Plan porodu: jak to będzie działać w praktyce?
W myśl nowych przepisów dotyczących standardów okołoporodowych (obowiązują od kwietnia br.) przyszła mama opracowuje plan porodu, w którym ma wyrazić swoje oczekiwania (np. w jakiej pozycji chce rodzić, czy chce porodu rodzinnego, itd.).
O to, jak sporządzić taki plan i jak w praktyce będzie wyglądało jego przestrzeganie, spytaliśmy eksperta.
Dr Leszek Lewandowski: Kiedy rodząca kobieta trafia na izbę przyjęć, jest w stresie i nie zawsze może powiedzieć, jak chciałaby, żeby wyglądał jej poród. Dlatego pomysł, by przyszła mama przygotowała wcześniej, na spokojnie listę życzeń dotyczącą porodu jest bardzo dobry. Na razie jednak trudno przewidzieć, jak to będzie wyglądało w praktyce.

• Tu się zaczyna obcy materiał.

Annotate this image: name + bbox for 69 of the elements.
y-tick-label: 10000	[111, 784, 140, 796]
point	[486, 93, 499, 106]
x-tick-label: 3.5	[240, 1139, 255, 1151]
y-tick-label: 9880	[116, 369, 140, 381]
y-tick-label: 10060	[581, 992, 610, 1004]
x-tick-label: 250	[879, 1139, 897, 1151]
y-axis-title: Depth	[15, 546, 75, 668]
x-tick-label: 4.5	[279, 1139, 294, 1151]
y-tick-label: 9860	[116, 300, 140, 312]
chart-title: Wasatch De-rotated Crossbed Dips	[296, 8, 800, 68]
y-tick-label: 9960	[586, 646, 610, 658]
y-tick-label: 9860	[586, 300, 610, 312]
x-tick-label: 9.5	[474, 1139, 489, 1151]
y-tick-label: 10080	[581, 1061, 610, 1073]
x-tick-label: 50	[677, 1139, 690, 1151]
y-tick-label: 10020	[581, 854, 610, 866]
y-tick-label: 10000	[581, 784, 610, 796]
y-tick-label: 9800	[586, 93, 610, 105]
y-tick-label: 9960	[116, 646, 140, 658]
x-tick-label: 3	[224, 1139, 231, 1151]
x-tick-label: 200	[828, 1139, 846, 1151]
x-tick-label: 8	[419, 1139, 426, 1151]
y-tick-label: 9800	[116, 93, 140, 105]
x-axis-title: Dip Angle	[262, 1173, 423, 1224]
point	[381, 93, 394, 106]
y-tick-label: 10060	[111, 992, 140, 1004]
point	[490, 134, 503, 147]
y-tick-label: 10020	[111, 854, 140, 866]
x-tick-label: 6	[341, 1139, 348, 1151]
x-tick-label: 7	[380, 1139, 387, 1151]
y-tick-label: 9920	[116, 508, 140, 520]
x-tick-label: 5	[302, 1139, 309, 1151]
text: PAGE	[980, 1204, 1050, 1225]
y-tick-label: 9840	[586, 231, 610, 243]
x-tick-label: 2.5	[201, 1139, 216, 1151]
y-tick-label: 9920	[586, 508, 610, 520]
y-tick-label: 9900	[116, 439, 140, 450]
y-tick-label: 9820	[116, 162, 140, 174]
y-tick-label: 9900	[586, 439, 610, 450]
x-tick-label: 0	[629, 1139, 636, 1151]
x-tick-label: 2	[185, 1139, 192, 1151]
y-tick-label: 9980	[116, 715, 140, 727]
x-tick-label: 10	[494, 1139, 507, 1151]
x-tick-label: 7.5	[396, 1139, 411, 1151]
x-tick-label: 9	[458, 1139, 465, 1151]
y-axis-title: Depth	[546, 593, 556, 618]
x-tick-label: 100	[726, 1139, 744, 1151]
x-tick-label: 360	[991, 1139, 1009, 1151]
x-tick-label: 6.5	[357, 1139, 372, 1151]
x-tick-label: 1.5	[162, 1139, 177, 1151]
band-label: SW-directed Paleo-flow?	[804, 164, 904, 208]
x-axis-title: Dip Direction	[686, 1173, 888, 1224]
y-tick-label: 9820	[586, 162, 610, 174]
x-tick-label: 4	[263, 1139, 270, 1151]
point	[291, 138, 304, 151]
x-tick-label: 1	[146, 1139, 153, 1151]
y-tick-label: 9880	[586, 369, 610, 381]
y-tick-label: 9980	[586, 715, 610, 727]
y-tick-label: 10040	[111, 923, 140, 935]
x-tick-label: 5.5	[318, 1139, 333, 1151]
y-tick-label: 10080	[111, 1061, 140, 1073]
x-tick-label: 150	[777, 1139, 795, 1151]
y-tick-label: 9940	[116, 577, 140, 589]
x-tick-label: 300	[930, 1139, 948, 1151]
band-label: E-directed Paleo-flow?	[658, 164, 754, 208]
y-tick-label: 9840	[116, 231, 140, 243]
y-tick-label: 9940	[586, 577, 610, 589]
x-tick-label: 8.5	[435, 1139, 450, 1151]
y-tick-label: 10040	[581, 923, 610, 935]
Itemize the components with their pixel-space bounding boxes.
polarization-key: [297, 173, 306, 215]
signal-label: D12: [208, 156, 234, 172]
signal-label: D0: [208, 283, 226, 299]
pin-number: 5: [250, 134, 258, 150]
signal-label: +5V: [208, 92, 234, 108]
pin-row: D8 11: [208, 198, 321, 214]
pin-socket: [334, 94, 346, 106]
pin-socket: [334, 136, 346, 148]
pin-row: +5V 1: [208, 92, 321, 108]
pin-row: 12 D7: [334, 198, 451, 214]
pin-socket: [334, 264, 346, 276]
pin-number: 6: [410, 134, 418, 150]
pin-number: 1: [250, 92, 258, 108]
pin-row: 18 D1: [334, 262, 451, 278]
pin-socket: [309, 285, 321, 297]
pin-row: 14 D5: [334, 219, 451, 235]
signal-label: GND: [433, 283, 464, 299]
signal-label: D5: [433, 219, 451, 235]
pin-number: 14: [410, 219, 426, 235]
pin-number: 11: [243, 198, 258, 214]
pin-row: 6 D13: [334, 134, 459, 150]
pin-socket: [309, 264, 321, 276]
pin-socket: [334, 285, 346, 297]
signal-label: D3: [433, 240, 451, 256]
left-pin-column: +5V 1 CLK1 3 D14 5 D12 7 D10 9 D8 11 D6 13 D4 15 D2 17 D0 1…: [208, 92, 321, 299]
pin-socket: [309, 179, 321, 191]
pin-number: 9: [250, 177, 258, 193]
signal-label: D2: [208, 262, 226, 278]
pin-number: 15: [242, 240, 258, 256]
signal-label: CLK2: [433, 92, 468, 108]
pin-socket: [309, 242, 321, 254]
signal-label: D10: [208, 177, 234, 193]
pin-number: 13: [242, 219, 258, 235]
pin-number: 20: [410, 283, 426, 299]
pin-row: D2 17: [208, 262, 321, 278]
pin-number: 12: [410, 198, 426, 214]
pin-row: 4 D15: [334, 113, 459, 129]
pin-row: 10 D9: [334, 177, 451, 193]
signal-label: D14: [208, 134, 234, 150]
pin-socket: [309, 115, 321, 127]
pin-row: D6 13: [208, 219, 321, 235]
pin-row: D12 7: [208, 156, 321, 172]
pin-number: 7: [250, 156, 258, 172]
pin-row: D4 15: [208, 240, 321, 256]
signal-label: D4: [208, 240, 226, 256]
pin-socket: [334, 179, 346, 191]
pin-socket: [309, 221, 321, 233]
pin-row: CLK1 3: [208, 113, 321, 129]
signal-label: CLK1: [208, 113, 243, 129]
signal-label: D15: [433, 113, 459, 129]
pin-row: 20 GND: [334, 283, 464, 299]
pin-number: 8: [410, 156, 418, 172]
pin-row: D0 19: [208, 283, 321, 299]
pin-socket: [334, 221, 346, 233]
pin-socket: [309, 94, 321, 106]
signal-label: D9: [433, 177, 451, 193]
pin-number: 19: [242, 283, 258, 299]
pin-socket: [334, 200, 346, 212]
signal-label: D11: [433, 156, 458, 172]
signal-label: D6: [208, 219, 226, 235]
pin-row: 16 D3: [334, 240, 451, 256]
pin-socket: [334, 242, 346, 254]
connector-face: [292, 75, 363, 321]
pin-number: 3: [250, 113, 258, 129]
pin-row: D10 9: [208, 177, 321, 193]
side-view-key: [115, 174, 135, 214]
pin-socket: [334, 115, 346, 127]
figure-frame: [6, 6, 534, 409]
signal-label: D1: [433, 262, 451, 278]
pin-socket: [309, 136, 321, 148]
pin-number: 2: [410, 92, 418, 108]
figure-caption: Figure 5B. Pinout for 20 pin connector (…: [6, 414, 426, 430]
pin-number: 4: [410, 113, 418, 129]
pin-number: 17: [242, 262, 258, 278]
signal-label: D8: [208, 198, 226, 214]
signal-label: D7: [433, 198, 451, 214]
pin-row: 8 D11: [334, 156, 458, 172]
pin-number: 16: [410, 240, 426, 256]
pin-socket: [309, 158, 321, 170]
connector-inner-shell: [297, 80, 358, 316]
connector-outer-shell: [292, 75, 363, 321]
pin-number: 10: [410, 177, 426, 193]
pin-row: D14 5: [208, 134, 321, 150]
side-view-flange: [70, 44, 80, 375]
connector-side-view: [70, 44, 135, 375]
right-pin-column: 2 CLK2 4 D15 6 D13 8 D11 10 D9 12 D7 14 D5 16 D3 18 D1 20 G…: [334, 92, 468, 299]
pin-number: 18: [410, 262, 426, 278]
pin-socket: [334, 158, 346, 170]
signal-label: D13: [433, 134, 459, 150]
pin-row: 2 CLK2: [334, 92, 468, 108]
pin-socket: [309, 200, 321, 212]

Po pierwsze - nie ma jednego obowiązującego formularza planu porodu. Najlepiej więc udać się do szpitala, w którym zamierzamy rodzić, i poprosić o taki dokument. Jeśli się go nie dostanie, można się zgłosić do lekarza prowadzącego ciążę lub położnej rodzinnej i wspólnie z nimi wypełnić taki formularz (potem zabierze się go ze sobą do szpitala).
Trzeba jednak pamiętać, że plan porodu nie jest wiążącą umową między pacjentką a szpitalem. Personel medyczny z uwagi na dobro matki i dziecka może nie zawsze respektować jej życzenia.